Los investigadores, entre ellos Scott Claessens y Jim Everett, analizaron la percepción social sobre el uso de herramientas de IA, especialmente ChatGPT, en diversas tareas. El rechazo resultó particularmente evidente en mensajes socio-relacionales: la mayoría de los participantes consideró que delegar en la IA la escritura de un mensaje emocional evidencia menor dedicación, autenticidad y cuidado hacia el destinatario, incluso si la calidad final del texto es alta y el uso de la herramienta se reconoció abiertamente.
Un caso citado en el estudio y en el comunicado universitario corresponde a una publicación en Reddit, donde una recién casada expresó su disgusto al descubrir que los votos de su pareja fueron escritos con ChatGPT. La mujer manifestó sentirse herida al ver reemplazado un gesto significativo por una respuesta automatizada. Reacciones negativas similares surgieron ante el uso de IA para redactar disculpas románticas o mensajes de ruptura.
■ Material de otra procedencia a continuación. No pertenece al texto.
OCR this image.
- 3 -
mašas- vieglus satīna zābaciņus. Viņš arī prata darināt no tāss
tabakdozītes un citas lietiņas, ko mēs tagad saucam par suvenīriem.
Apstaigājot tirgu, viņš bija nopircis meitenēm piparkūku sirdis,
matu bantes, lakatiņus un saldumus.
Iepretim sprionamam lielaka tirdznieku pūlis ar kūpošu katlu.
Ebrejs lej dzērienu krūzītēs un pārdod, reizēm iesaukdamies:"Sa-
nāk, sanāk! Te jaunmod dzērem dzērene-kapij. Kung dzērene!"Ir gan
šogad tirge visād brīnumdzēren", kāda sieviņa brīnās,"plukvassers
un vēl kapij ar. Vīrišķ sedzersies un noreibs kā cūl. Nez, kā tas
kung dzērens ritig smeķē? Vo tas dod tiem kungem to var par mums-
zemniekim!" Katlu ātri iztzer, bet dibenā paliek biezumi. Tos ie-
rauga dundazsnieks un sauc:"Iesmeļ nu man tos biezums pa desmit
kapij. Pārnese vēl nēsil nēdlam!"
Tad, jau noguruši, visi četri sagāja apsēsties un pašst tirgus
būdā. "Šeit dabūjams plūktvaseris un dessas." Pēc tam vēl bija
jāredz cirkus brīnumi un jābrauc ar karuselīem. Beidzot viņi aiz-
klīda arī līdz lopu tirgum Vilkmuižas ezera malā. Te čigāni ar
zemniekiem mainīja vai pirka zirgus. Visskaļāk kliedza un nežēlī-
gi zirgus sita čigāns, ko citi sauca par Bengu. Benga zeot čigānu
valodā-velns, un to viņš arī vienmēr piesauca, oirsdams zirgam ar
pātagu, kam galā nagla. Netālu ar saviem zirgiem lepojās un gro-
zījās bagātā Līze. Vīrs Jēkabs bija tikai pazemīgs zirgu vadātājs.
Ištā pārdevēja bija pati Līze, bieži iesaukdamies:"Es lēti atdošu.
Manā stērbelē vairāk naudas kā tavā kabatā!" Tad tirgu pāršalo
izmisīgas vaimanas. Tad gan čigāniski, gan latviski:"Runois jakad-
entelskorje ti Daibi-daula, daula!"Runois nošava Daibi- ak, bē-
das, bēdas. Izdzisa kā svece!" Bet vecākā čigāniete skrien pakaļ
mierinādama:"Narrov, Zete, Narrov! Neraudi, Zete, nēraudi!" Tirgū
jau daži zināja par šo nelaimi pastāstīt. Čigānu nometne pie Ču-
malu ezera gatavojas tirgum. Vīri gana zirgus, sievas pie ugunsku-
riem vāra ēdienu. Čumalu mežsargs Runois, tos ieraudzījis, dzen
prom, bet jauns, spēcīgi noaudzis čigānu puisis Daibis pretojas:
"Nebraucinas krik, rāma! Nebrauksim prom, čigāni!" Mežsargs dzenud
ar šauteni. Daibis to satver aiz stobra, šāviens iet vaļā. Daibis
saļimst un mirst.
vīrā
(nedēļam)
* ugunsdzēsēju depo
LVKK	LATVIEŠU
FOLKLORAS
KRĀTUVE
Everett, lector en psicología, explicó: “Si usas la inteligencia artificial para este tipo de tareas sociales que nos unen, corres el riesgo de que te perciban como alguien que no se ha esforzado y que además demuestra menos interés por la tarea y por lo que representa”. En tanto, según la declaración recogida por la Universidad de Kent, Claessens remarcó: “Las personas no solo juzgan lo que produces, sino cómo lo produces”.
El estudio comparó el impacto social de emplear IA en distintos contextos. Las valoraciones negativas no se presentaron con la misma intensidad en tareas prácticas o técnicas, como la elaboración de recetas, la programación o la organización de agendas, donde el uso de IA fue mucho menos polémico y, en muchos casos, pasó inadvertido para la mayoría de los encuestados.
Los autores precisan que la percepción negativa asociada al uso de inteligencia artificial en situaciones personales supera la simple falta de esfuerzo. El principal mecanismo identificado es que delegar tareas íntimas a una herramienta automática transmite la impresión de que la persona es menos auténtica y que se preocupa menos por el destinatario.
De acuerdo con los especialistas, se percibe que “hay valor no solo en el resultado, sino en el proceso y en lo que representa para la relación”, según consta en el documento académico.

El análisis conjunto de los seis estudios permitió reforzar este hallazgo: incluso cuando los participantes explicaban de manera explícita que recurrieron a la IA para mejorar una tarea con valor emocional, la impresión predominante seguía siendo negativa, especialmente en mensajes con contenido simbólico.
Entonces, utilizar la IA como apoyo, aportando ideas pero dejando la redacción final a la persona, reduce levemente la percepción negativa, aunque no consigue revertirla en ámbitos sensibles.
El equipo de la Universidad de Kent también abordó la dimensión cultural de este fenómeno. La incomodidad ante la automatización de gestos simbólicos, como escribir cartas de amor o votos matrimoniales, tiene antecedentes: ya se refleja en la obra Cándida de George Bernard Shaw, donde se ironiza sobre lo que implica recibir una carta romántica generada por una máquina.
A criterio de los especialistas, la creciente presencia de la inteligencia artificial en la vida cotidiana plantea la necesidad de repensar el equilibrio entre eficiencia y significado social. Si bien la IA puede agilizar trámites y escritos, su uso en la esfera emocional supone un riesgo reputacional real y puede debilitar la confianza y los vínculos humanos.
Los investigadores advierten que, aunque los avances tecnológicos sean notables, existen límites no escritos sobre qué tareas conviene delegar en algoritmos y cuáles reservar como expresión directa del involucramiento personal.
El estudio concluye que, ante la expansión global de la IA, preservar la autenticidad y la calidad de las relaciones interpersonales requiere no sacrificar el esfuerzo personal, por atractiva que resulte la alternativa automatizada.